Film artık çok yaşlı sayıldığı için TV kanalından kovulan, bir Hollywood aktrisinden aerobik şov sunucusuna dönüşen Elisabeth Sparkle‘ın (Demi Moore) hikayesini anlatıyor. Harvey (Dennis Quaid) adındaki garip bir yönetici “genç” olanlara yer açmak için Elisabeth’in programını kaba bir şekilde iptal ediyor. Kalbi kırılan Elisabeth gençlik takıntılı bu sektörde çalışmaya devam etmesine olanak sağlayacak, kendisinin daha genç bir versiyonunu yaratacak The Substance adlı gizemli bir ürünü kullanmaya karar veriyor.

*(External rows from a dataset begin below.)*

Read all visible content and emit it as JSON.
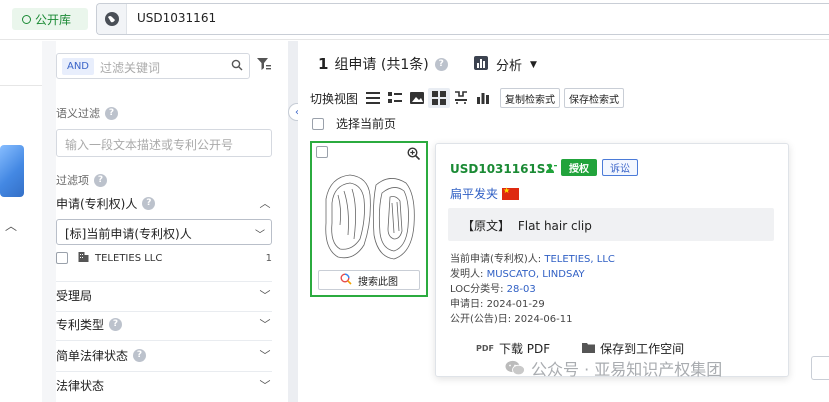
{
  "topbar": {
    "public_btn": "公开库",
    "search_value": "USD1031161"
  },
  "filter": {
    "and_tag": "AND",
    "keyword_placeholder": "过滤关键词",
    "semantic_label": "语义过滤",
    "semantic_placeholder": "输入一段文本描述或专利公开号",
    "filter_items_label": "过滤项",
    "applicant_group": "申请(专利权)人",
    "applicant_select": "[标]当前申请(专利权)人",
    "applicant_value": "TELETIES LLC",
    "applicant_count": "1",
    "groups": [
      "受理局",
      "专利类型",
      "简单法律状态",
      "法律状态"
    ]
  },
  "main": {
    "result_count_bold": "1",
    "result_title": "组申请 (共1条)",
    "analysis": "分析",
    "switch_view": "切换视图",
    "copy_query": "复制检索式",
    "save_query": "保存检索式",
    "select_page": "选择当前页",
    "search_image": "搜索此图"
  },
  "popup": {
    "pn": "USD1031161S1",
    "granted": "授权",
    "litigation": "诉讼",
    "title": "扁平发夹",
    "original_tag": "【原文】",
    "original_text": "Flat hair clip",
    "applicant_label": "当前申请(专利权)人:",
    "applicant": "TELETIES, LLC",
    "inventor_label": "发明人:",
    "inventor": "MUSCATO, LINDSAY",
    "loc_label": "LOC分类号:",
    "loc": "28-03",
    "app_date_label": "申请日:",
    "app_date": "2024-01-29",
    "pub_date_label": "公开(公告)日:",
    "pub_date": "2024-06-11",
    "download_pdf": "下载 PDF",
    "save_workspace": "保存到工作空间"
  },
  "watermark": "公众号 · 亚易知识产权集团",
  "colors": {
    "green": "#21a33b",
    "blue_link": "#2f5fc4",
    "card_border": "#2bab3f"
  }
}
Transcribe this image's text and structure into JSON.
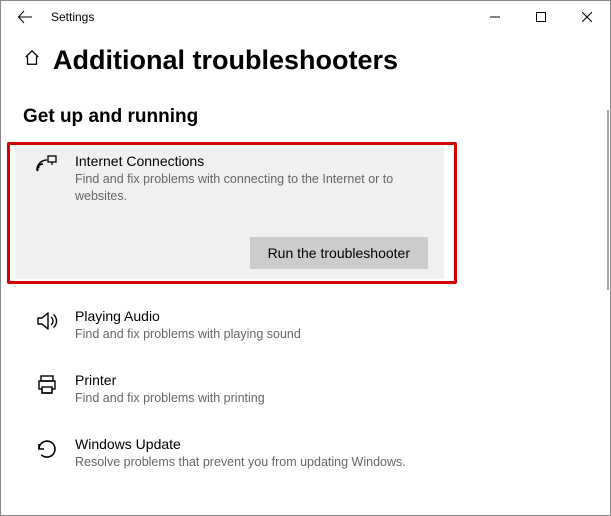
{
  "window": {
    "title": "Settings"
  },
  "page": {
    "heading": "Additional troubleshooters",
    "section": "Get up and running"
  },
  "items": {
    "internet": {
      "title": "Internet Connections",
      "desc": "Find and fix problems with connecting to the Internet or to websites.",
      "button": "Run the troubleshooter"
    },
    "audio": {
      "title": "Playing Audio",
      "desc": "Find and fix problems with playing sound"
    },
    "printer": {
      "title": "Printer",
      "desc": "Find and fix problems with printing"
    },
    "update": {
      "title": "Windows Update",
      "desc": "Resolve problems that prevent you from updating Windows."
    }
  }
}
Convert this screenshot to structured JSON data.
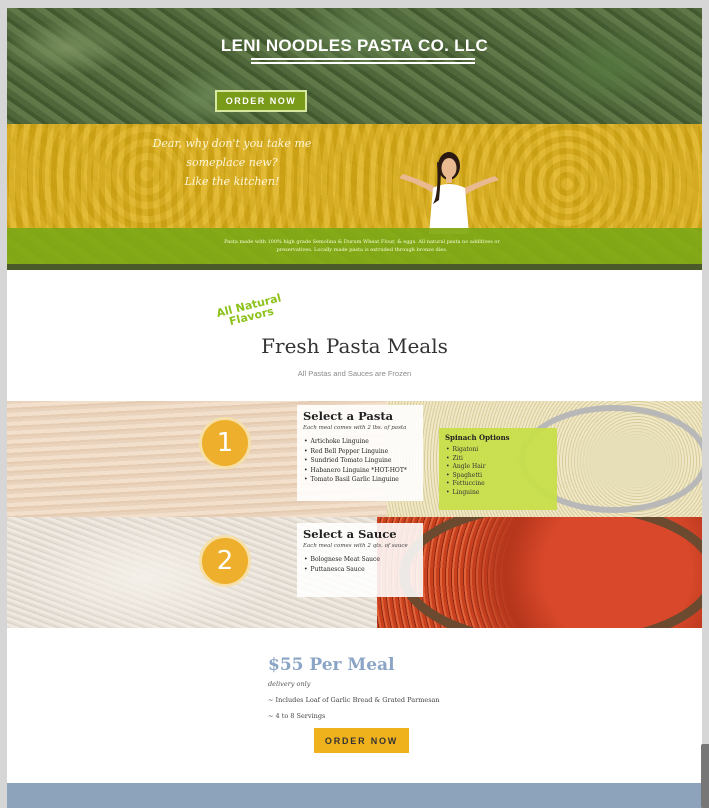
{
  "hero": {
    "title": "LENI NOODLES PASTA CO. LLC",
    "order_button": "ORDER NOW",
    "tagline_lines": [
      "Dear, why don't you take me",
      "someplace new?",
      "Like the kitchen!"
    ],
    "description": "Pasta made with 100% high grade Semolina & Durum Wheat Flour, & eggs. All natural pasta no additives or preservatives. Locally made pasta is extruded through bronze dies."
  },
  "badge": {
    "line1": "All Natural",
    "line2": "Flavors"
  },
  "meals": {
    "title": "Fresh Pasta Meals",
    "subtitle": "All Pastas and Sauces are Frozen"
  },
  "step1": {
    "number": "1",
    "title": "Select a Pasta",
    "note": "Each meal comes with 2 lbs. of pasta",
    "items": [
      "Artichoke Linguine",
      "Red Bell Pepper Linguine",
      "Sundried Tomato Linguine",
      "Habanero Linguine *HOT-HOT*",
      "Tomato Basil Garlic Linguine"
    ],
    "spinach_title": "Spinach Options",
    "spinach_items": [
      "Rigatoni",
      "Ziti",
      "Angle Hair",
      "Spaghetti",
      "Fettuccine",
      "Linguine"
    ]
  },
  "step2": {
    "number": "2",
    "title": "Select a Sauce",
    "note": "Each meal comes with 2 qts. of sauce",
    "items": [
      "Bolognese Meat Sauce",
      "Puttanesca Sauce"
    ]
  },
  "pricing": {
    "price": "$55 Per Meal",
    "delivery": "delivery only",
    "includes_1": "~ Includes Loaf of Garlic Bread & Grated Parmesan",
    "includes_2": "~ 4 to 8 Servings",
    "order_button": "ORDER NOW"
  },
  "colors": {
    "accent_yellow": "#f0b21c",
    "accent_green": "#84aa14",
    "price_blue": "#8aa5c6",
    "footer": "#8da2bb"
  }
}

Bu gizemli ürün uygulandığında kendinizin daha iyi bir versiyonunun ortaya çıkacağını vaat ediyor ve çok özel kurallarla birlikte geliyor: Elisabeth, genç halini yalnızca bir kez etkinleştirebilecek ve o ikinci kişiliği istisnasız her 7 günde bir kapanacaktır. 7 gün kendisi, 7 gün genç hali bilinçli olmak zorundadır. Plastik torbalar, şırıngalar ve tüplerle dolu gelen ekipmanı talimatlarına uygun olarak kullanmaya başladığında Elisabeth’in derisinin omurgasından aşağı doğru yarıldığını ve yeni bedeninin/benliğinin ortaya çıktığını görüyoruz: Genç ve seksi Sue! (Margaret Qualley).

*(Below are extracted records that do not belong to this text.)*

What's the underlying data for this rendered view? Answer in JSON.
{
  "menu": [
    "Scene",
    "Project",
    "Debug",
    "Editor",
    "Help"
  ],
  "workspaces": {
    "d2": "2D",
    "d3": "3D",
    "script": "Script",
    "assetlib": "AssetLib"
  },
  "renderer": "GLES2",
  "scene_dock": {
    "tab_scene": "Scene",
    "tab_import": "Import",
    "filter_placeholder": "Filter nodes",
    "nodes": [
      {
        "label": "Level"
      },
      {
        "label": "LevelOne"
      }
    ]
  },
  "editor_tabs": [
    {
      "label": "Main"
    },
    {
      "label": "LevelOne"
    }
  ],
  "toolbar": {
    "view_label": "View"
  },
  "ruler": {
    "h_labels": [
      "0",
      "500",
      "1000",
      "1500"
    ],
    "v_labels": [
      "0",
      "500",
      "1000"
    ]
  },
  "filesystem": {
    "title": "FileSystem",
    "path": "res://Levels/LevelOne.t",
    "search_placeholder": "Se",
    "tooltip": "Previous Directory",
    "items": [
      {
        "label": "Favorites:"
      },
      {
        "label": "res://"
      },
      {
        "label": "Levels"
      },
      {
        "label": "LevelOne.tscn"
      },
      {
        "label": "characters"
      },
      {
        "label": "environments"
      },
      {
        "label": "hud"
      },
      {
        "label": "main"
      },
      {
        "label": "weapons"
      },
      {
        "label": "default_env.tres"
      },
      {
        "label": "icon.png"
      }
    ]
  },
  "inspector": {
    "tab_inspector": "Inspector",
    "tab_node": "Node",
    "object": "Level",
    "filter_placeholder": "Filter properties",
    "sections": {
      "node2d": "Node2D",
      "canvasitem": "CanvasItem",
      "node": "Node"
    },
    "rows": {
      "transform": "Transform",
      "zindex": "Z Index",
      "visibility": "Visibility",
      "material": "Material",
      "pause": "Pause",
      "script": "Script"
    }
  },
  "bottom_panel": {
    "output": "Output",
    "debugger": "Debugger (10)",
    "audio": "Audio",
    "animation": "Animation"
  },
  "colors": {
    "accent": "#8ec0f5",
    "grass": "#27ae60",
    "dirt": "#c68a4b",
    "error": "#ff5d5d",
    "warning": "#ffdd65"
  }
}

Elisabeth ve Sue film devam ettikçe, ne pahasına olursa olsun gençliğin peşine düşmenin söylenmemiş yan etkileri olduğunu öğrenmeye başlıyorlar. İki benliğin dengeli bir şekilde bilinçlerini paylaşmaları gerekirken, Sue’nun süresini aşması Elisabeth’in bedeninde yan etkilere neden oluyor: Elisabeth’in vücut parçaları yaşlanmaya başlıyor! Fiziksel gelişim yoluyla yeni bir benliğe sahip olabilirsiniz ancak film bunu yaptığınızda eski benliğinizi ve belki de gerçek benliğinizi emen bir parazit olduğunu söylüyor. Filmde deforme olan sadece Elisabeth’in bedeni değil aslında ruhu oluyor.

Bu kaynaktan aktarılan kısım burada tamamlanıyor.